The real disadvantage of a linear list of directory entries is that finding a file requires a linear search. Directory information is used frequently, and users will notice if access to it is slow. In fact, many operating systems implement a software cache to store the most recently used directory information. A cache hit avoids the need to constantly reread the information from disk. A sorted list allows a binary search and decreases the average search time.
However, the requirement that the list be kept sorted may complicate creating and deleting files, since we may have to move substantial amounts of directory information to maintain a sorted directory. A more sophisticated tree data structure, such as a B-tree, might help here. An advantage of the sorted list is that a sorted directory listing can be produced without a separate sort step.
Another data structure used for a file directory is a hash table. With this method, a linear list stores the directory entries, but a hash data structure is also used. The hash table takes a value computed from the file name and returns a pointer to the file name in the linear list. Therefore, it can greatly decrease the directory search time. Insertion and deletion are also fairly straightforward, although some provision must be made for collisions—situations in which two file names hash to the same location.

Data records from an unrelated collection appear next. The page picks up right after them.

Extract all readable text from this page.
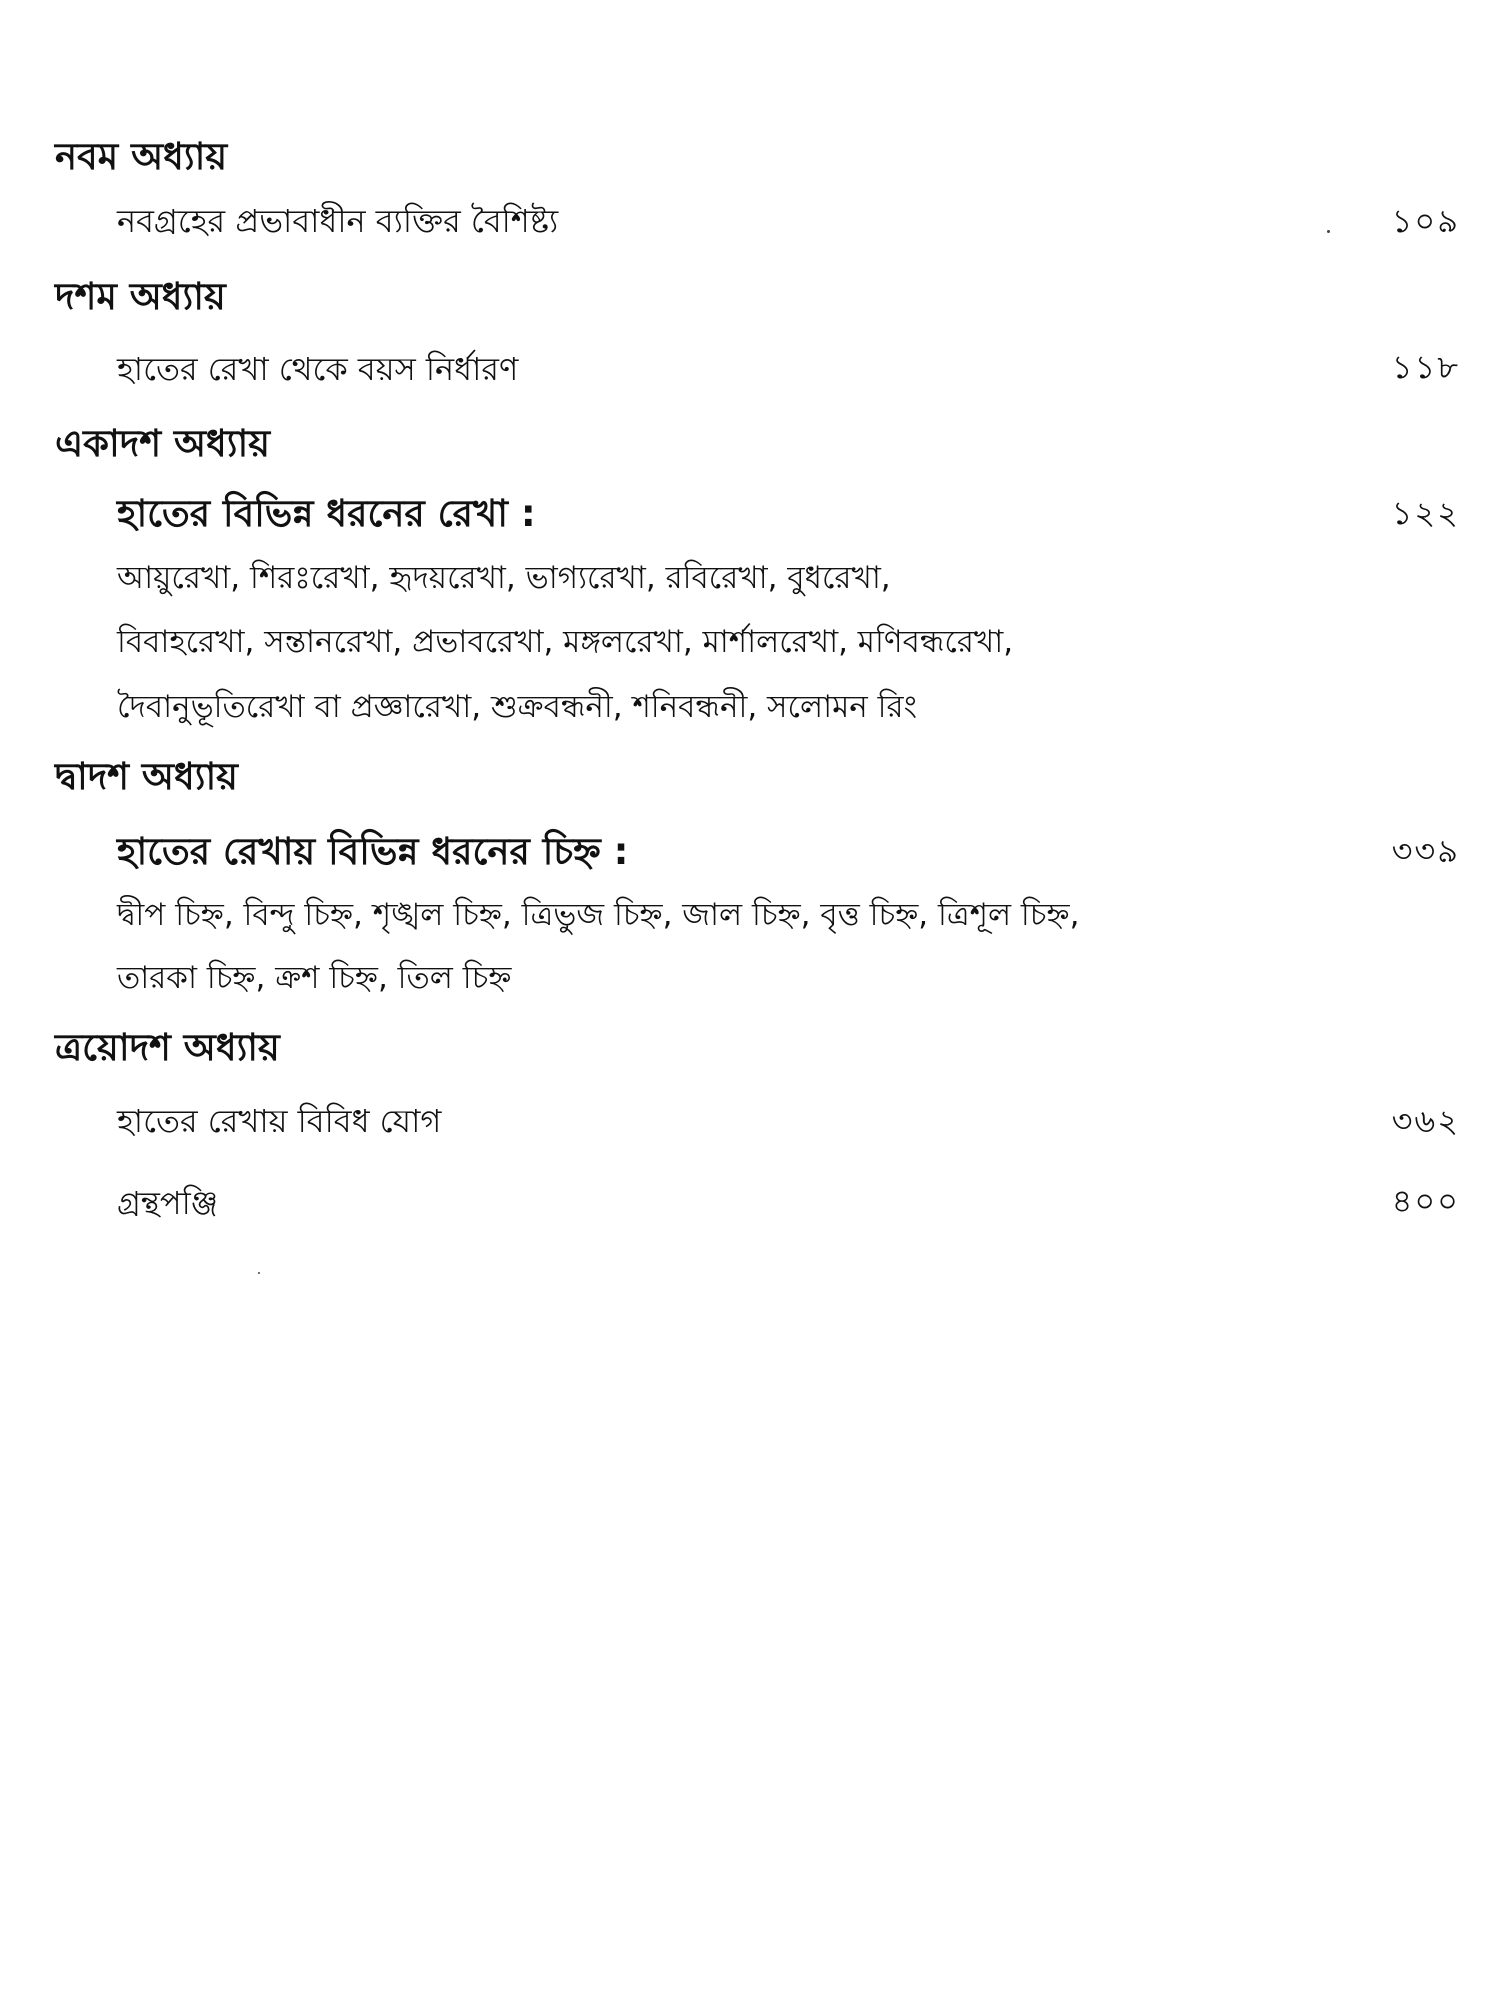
নবম অধ্যায়
নবগ্রহের প্রভাবাধীন ব্যক্তির বৈশিষ্ট্য	১০৯
দশম অধ্যায়
হাতের রেখা থেকে বয়স নির্ধারণ	১১৮
একাদশ অধ্যায়
হাতের বিভিন্ন ধরনের রেখা :	১২২
আয়ুরেখা, শিরঃরেখা, হৃদয়রেখা, ভাগ্যরেখা, রবিরেখা, বুধরেখা,
বিবাহরেখা, সন্তানরেখা, প্রভাবরেখা, মঙ্গলরেখা, মার্শালরেখা, মণিবন্ধরেখা,
দৈবানুভূতিরেখা বা প্রজ্ঞারেখা, শুক্রবন্ধনী, শনিবন্ধনী, সলোমন রিং
দ্বাদশ অধ্যায়
হাতের রেখায় বিভিন্ন ধরনের চিহ্ন :	৩৩৯
দ্বীপ চিহ্ন, বিন্দু চিহ্ন, শৃঙ্খল চিহ্ন, ত্রিভুজ চিহ্ন, জাল চিহ্ন, বৃত্ত চিহ্ন, ত্রিশূল চিহ্ন,
তারকা চিহ্ন, ক্রশ চিহ্ন, তিল চিহ্ন
ত্রয়োদশ অধ্যায়
হাতের রেখায় বিবিধ যোগ	৩৬২
গ্রন্থপঞ্জি	৪০০
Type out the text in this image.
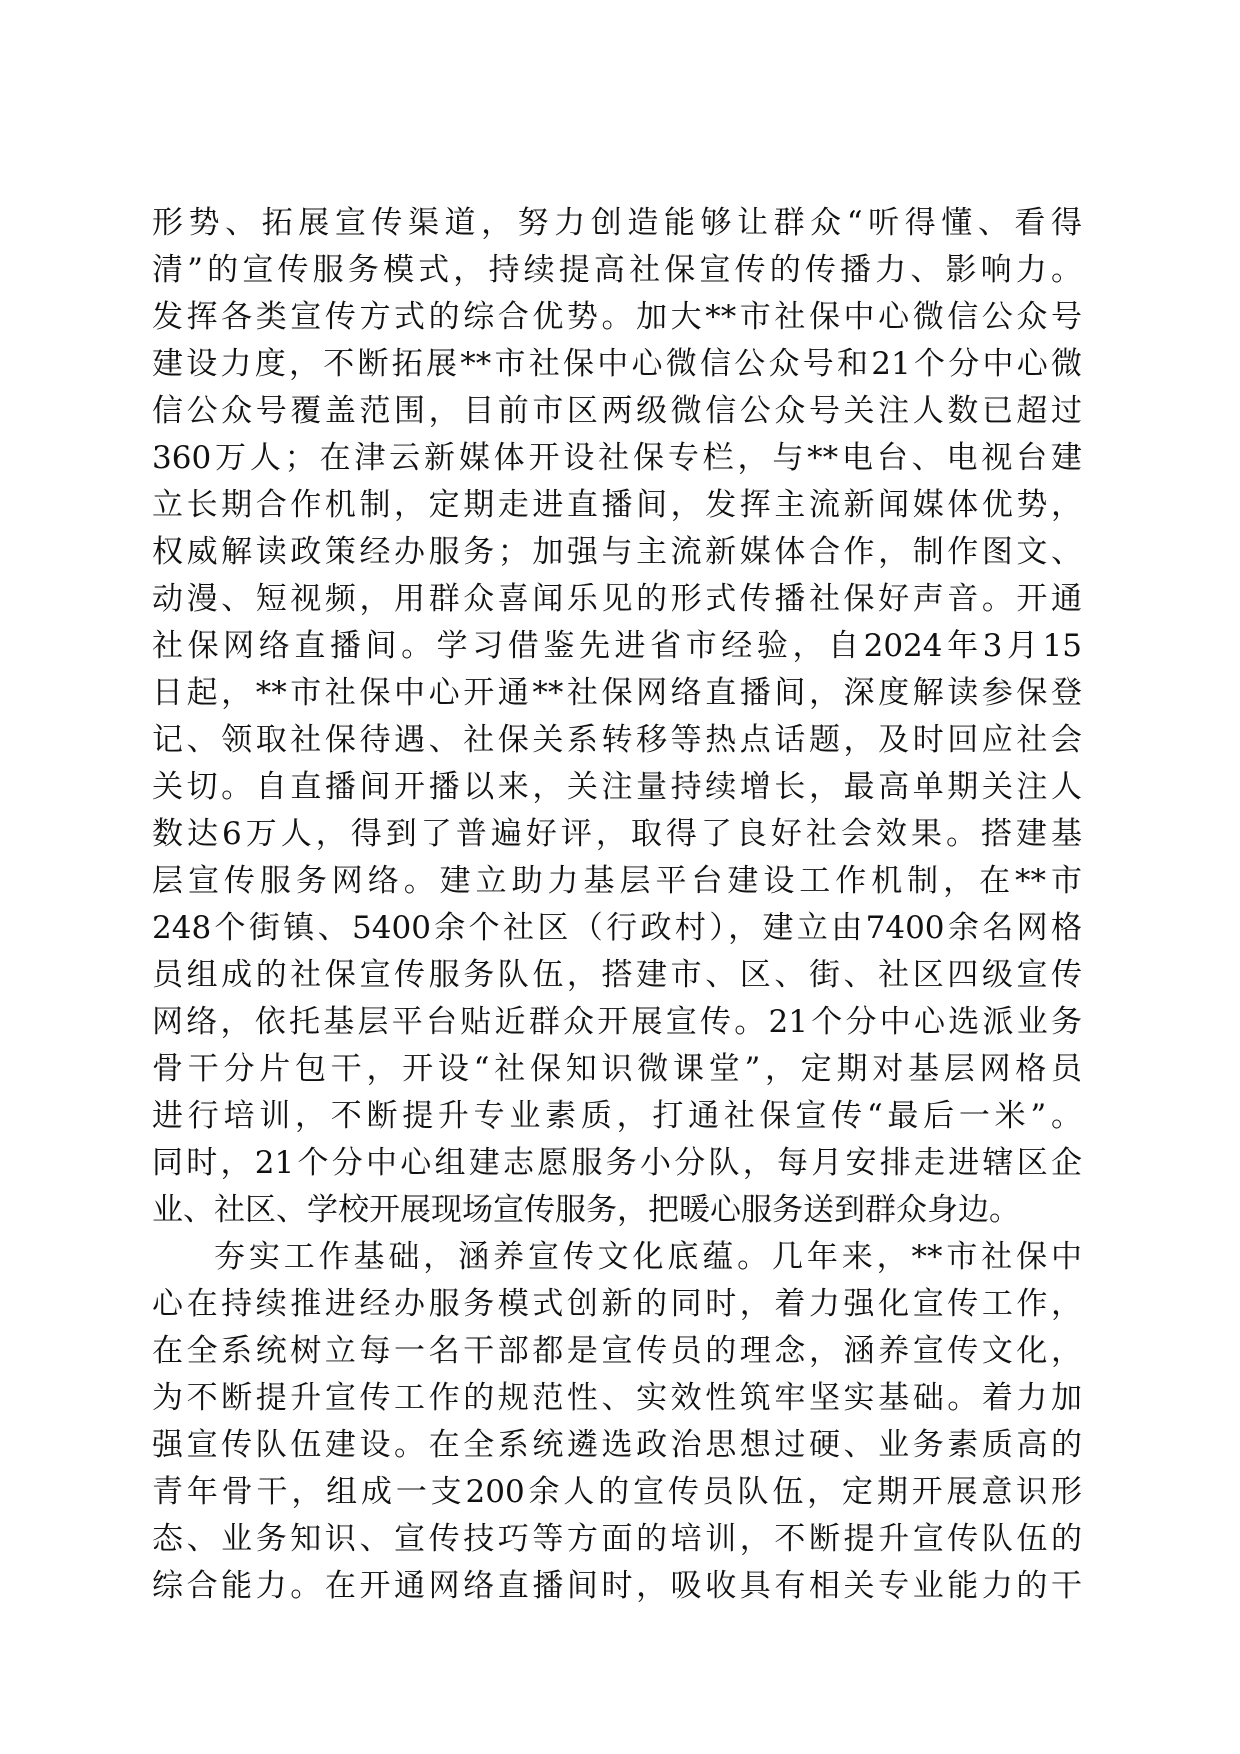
形势、拓展宣传渠道，努力创造能够让群众“听得懂、看得
清”的宣传服务模式，持续提高社保宣传的传播力、影响力。
发挥各类宣传方式的综合优势。加大**市社保中心微信公众号
建设力度，不断拓展**市社保中心微信公众号和21个分中心微
信公众号覆盖范围，目前市区两级微信公众号关注人数已超过
360万人；在津云新媒体开设社保专栏，与**电台、电视台建
立长期合作机制，定期走进直播间，发挥主流新闻媒体优势，
权威解读政策经办服务；加强与主流新媒体合作，制作图文、
动漫、短视频，用群众喜闻乐见的形式传播社保好声音。开通
社保网络直播间。学习借鉴先进省市经验，自2024年3月15
日起，**市社保中心开通**社保网络直播间，深度解读参保登
记、领取社保待遇、社保关系转移等热点话题，及时回应社会
关切。自直播间开播以来，关注量持续增长，最高单期关注人
数达6万人，得到了普遍好评，取得了良好社会效果。搭建基
层宣传服务网络。建立助力基层平台建设工作机制，在**市
248个街镇、5400余个社区（行政村），建立由7400余名网格
员组成的社保宣传服务队伍，搭建市、区、街、社区四级宣传
网络，依托基层平台贴近群众开展宣传。21个分中心选派业务
骨干分片包干，开设“社保知识微课堂”，定期对基层网格员
进行培训，不断提升专业素质，打通社保宣传“最后一米”。
同时，21个分中心组建志愿服务小分队，每月安排走进辖区企
业、社区、学校开展现场宣传服务，把暖心服务送到群众身边。
夯实工作基础，涵养宣传文化底蕴。几年来，**市社保中
心在持续推进经办服务模式创新的同时，着力强化宣传工作，
在全系统树立每一名干部都是宣传员的理念，涵养宣传文化，
为不断提升宣传工作的规范性、实效性筑牢坚实基础。着力加
强宣传队伍建设。在全系统遴选政治思想过硬、业务素质高的
青年骨干，组成一支200余人的宣传员队伍，定期开展意识形
态、业务知识、宣传技巧等方面的培训，不断提升宣传队伍的
综合能力。在开通网络直播间时，吸收具有相关专业能力的干
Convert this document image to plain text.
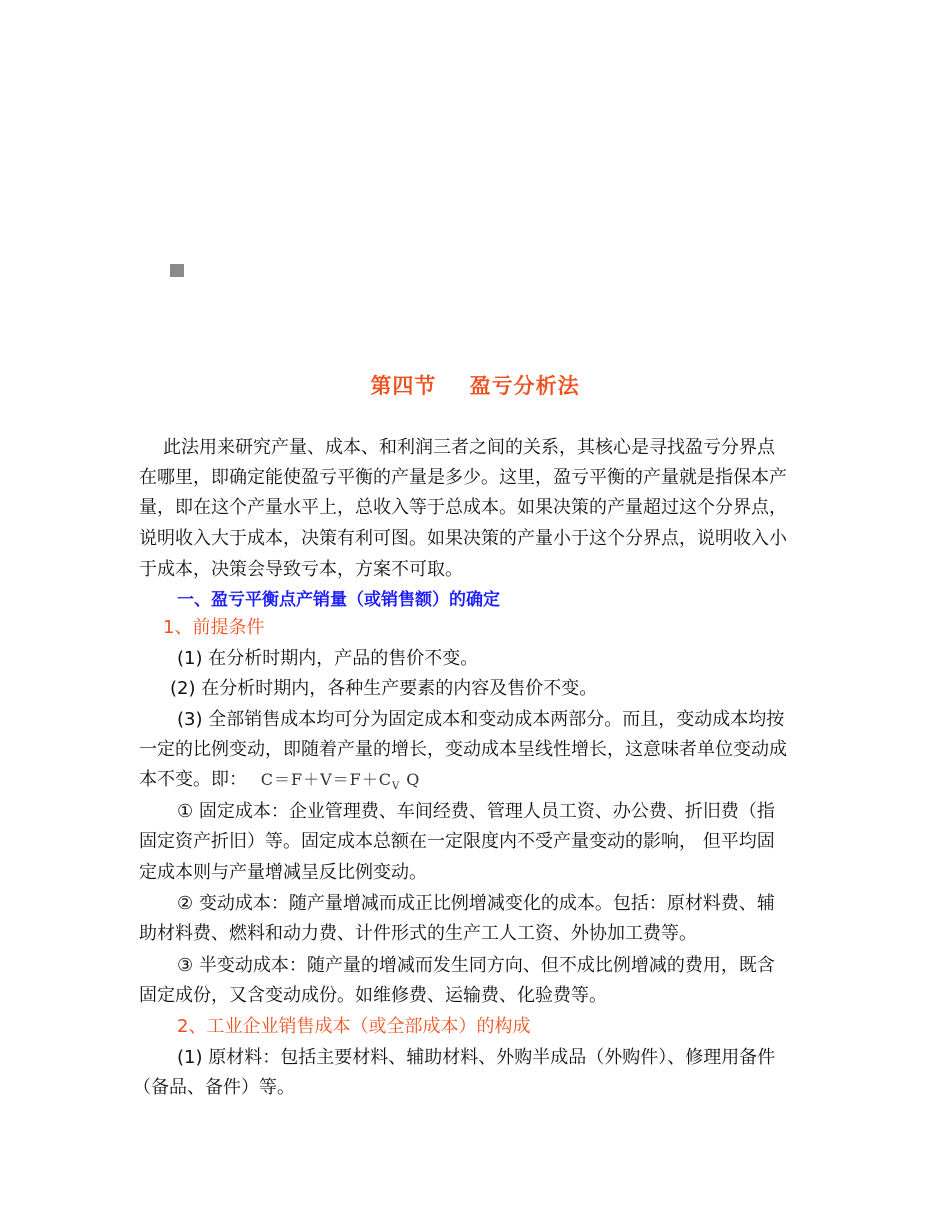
第四节    盈亏分析法
此法用来研究产量、成本、和利润三者之间的关系，其核心是寻找盈亏分界点
在哪里，即确定能使盈亏平衡的产量是多少。这里，盈亏平衡的产量就是指保本产
量，即在这个产量水平上，总收入等于总成本。如果决策的产量超过这个分界点，
说明收入大于成本，决策有利可图。如果决策的产量小于这个分界点，说明收入小
于成本，决策会导致亏本，方案不可取。
一、盈亏平衡点产销量（或销售额）的确定
1、前提条件
(1) 在分析时期内，产品的售价不变。
(2) 在分析时期内，各种生产要素的内容及售价不变。
(3) 全部销售成本均可分为固定成本和变动成本两部分。而且，变动成本均按
一定的比例变动，即随着产量的增长，变动成本呈线性增长，这意味者单位变动成
本不变。即： $C=F+V=F+C_V$ Q
① 固定成本：企业管理费、车间经费、管理人员工资、办公费、折旧费（指
固定资产折旧）等。固定成本总额在一定限度内不受产量变动的影响， 但平均固
定成本则与产量增减呈反比例变动。
② 变动成本：随产量增减而成正比例增减变化的成本。包括：原材料费、辅
助材料费、燃料和动力费、计件形式的生产工人工资、外协加工费等。
③ 半变动成本：随产量的增减而发生同方向、但不成比例增减的费用，既含
固定成份，又含变动成份。如维修费、运输费、化验费等。
2、工业企业销售成本（或全部成本）的构成
(1) 原材料：包括主要材料、辅助材料、外购半成品（外购件）、修理用备件
（备品、备件）等。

The major difficulties with a hash table are its generally fixed size and the dependence of the hash function on that size. For example, assume that we make a linear-probing hash table that holds 64 entries. The hash function converts file names into integers from 0 to 63, for instance, by using the remainder of a division by 64. If we later try to create a 65th file, we must enlarge the directory hash table—say, to 128 entries. As a result, we need a new hash function that must map file names to the range 0 to 127, and we must reorganize the existing directory entries to reflect their new hash-function values. Alternatively, a chained-overflow hash table can be used. Each hash entry can be a linked list instead of an individual value, and we can resolve collisions by adding the new entry to the linked list. Lookups may be somewhat slowed, because searching for a name might require stepping through a linked list of colliding table entries. Still, this method is likely to be much faster than a linear search through the entire directory.